Synapses, the connections that enable brain cells to communicate with each other, are fundamental to normal brain function. Studies suggest synapses form and mature quickly—in a few hours—but the molecular interactions that trigger this process in the central nervous system are unclear. Kimberly Gerrow is researching the molecular stages of synapse development in the hippocampus, a part of the brain involved in cognitive functions such as learning and memory. She is investigating the role of PSD-95 protein (postsynaptic density protein), in assembling molecules crucial for creating synapses. This could lead to improved understanding and treatment of neurological disorders that result from interruptions or abnormalities in synaptic development. The findings could also offer insights into ways of re-establishing functional brain connections that have been damaged by conditions such as stroke, Parkinson’s and Alzheimer’s disease.

Diabetes is a chronic disease that affects more than two million Canadians and 135 million people worldwide. People with this condition are unable to maintain normal blood sugar levels due to a lack of, or insensitivity to, insulin, a hormone that regulates blood sugar levels. Current treatments include insulin injections or oral drugs that stimulate insulin release or improve insulin sensitivity; however, daily administration is required due to their short-term effects. Gene therapy represents an exciting approach in treating diabetes by providing a means to achieve automatic delivery of therapeutic hormones within the body. Glucagon-like peptide-1 (GLP-1) is an intestinal gut hormone with a variety of anti-diabetic effects. Initial clinical studies show that GLP-1 can stimulate insulin production and release. Corinna Lee is examining whether gene therapy could achieve automatic, long-term release of GLP-1 from cells within the body. This research could provide insights into a new method of diabetes treatment that could eliminate the need for daily injections or oral drugs.

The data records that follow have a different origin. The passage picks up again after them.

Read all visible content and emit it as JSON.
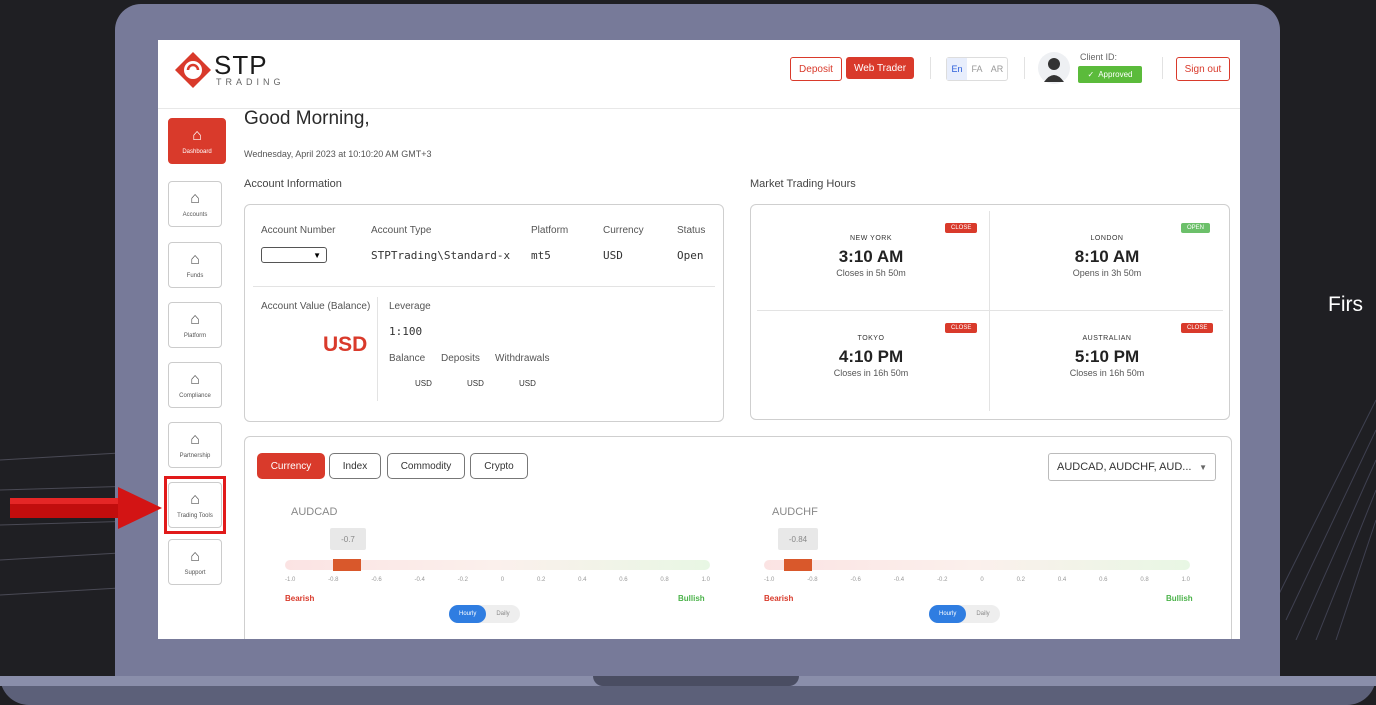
{
  "brand": {
    "name": "STP",
    "sub": "TRADING"
  },
  "header": {
    "deposit": "Deposit",
    "web_trader": "Web Trader",
    "languages": [
      "En",
      "FA",
      "AR"
    ],
    "client_id_label": "Client ID:",
    "status": "Approved",
    "sign_out": "Sign out"
  },
  "sidebar": {
    "items": [
      {
        "label": "Dashboard",
        "active": true
      },
      {
        "label": "Accounts"
      },
      {
        "label": "Funds"
      },
      {
        "label": "Platform"
      },
      {
        "label": "Compliance"
      },
      {
        "label": "Partnership"
      },
      {
        "label": "Trading Tools"
      },
      {
        "label": "Support"
      }
    ]
  },
  "greeting": {
    "title": "Good Morning,",
    "date": "Wednesday, April   2023 at 10:10:20 AM GMT+3"
  },
  "account": {
    "section_label": "Account Information",
    "headers": [
      "Account Number",
      "Account Type",
      "Platform",
      "Currency",
      "Status"
    ],
    "row": {
      "type": "STPTrading\\Standard-x",
      "platform": "mt5",
      "currency": "USD",
      "status": "Open"
    },
    "value_label": "Account Value (Balance)",
    "value_currency": "USD",
    "leverage_label": "Leverage",
    "leverage_value": "1:100",
    "sub_headers": [
      "Balance",
      "Deposits",
      "Withdrawals"
    ],
    "sub_values": [
      "USD",
      "USD",
      "USD"
    ]
  },
  "market": {
    "section_label": "Market Trading Hours",
    "cells": [
      {
        "city": "NEW YORK",
        "time": "3:10 AM",
        "note": "Closes in 5h 50m",
        "badge": "CLOSE"
      },
      {
        "city": "LONDON",
        "time": "8:10 AM",
        "note": "Opens in 3h 50m",
        "badge": "OPEN"
      },
      {
        "city": "TOKYO",
        "time": "4:10 PM",
        "note": "Closes in 16h 50m",
        "badge": "CLOSE"
      },
      {
        "city": "AUSTRALIAN",
        "time": "5:10 PM",
        "note": "Closes in 16h 50m",
        "badge": "CLOSE"
      }
    ]
  },
  "tools": {
    "tabs": [
      "Currency",
      "Index",
      "Commodity",
      "Crypto"
    ],
    "select_value": "AUDCAD, AUDCHF, AUD...",
    "gauges": [
      {
        "pair": "AUDCAD",
        "value": "-0.7"
      },
      {
        "pair": "AUDCHF",
        "value": "-0.84"
      }
    ],
    "scale": [
      "-1.0",
      "-0.8",
      "-0.6",
      "-0.4",
      "-0.2",
      "0",
      "0.2",
      "0.4",
      "0.6",
      "0.8",
      "1.0"
    ],
    "bearish": "Bearish",
    "bullish": "Bullish",
    "toggle_on": "Hourly",
    "toggle_off": "Daily"
  },
  "outside_text": "Firs",
  "colors": {
    "brand_red": "#d93a2b",
    "approved_green": "#5bbb3b",
    "open_green": "#6cc06a",
    "toggle_blue": "#2f7de1"
  }
}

Carbohydrates traditionally were thought to serve one role: reservoirs of energy for maintaining metabolism. In fact, they serve much more diverse and vital roles, including regulation of cellular activity. Vivian Yip is studying Family 4 glycoside hydrolases, a family of enzymes that break down carbohydrates in bacterial cells. These enzymes are part of a system that transports sugar molecules across the cell membrane and into the cell. Inside the cell, the enzymes cut the sugar into smaller pieces to provide food for the bacteria. Vivian is investigating the chemical mechanism of these enzymes, which will provide important clues to inhibiting the enzymes’ activity. Inhibition of these enzymes could restrict the food supply, which would cause bacterial cells to die. Findings from the research could be used to develop antibiotics to reduce bacterial infections with potentially few side effects since currently these enzymes are found only from bacterial sources, but not mammalian.

The discovery of penicillin in the early 1900s offered the possibility of a “magic bullet” for the treatment of bacterial infection. Bacteria have proven incredibly versatile, however, as new strains have evolved that can overcome the newest and most sophisticated antibiotics. Superbugs are strains of bacteria that are resistant to all available antibiotics. Staphylococcus aureus, also known as Staph, is a normally harmless skin-borne bacterium that can be lethal in patients with weakened immune systems. Strains of Staph function as superbugs that can tolerate all but the newest experimental drugs. As fast as new antibiotics are developed, Staph appears able to evolve resistance to them. Mark Wilke is researching the molecular mechanisms that regulate resistance to a class of antibiotics called beta-lactams. The findings could help explain how Staph bacteria switch their antibiotic resistance on and off, as well as lead to new strategies for combating Staph infections.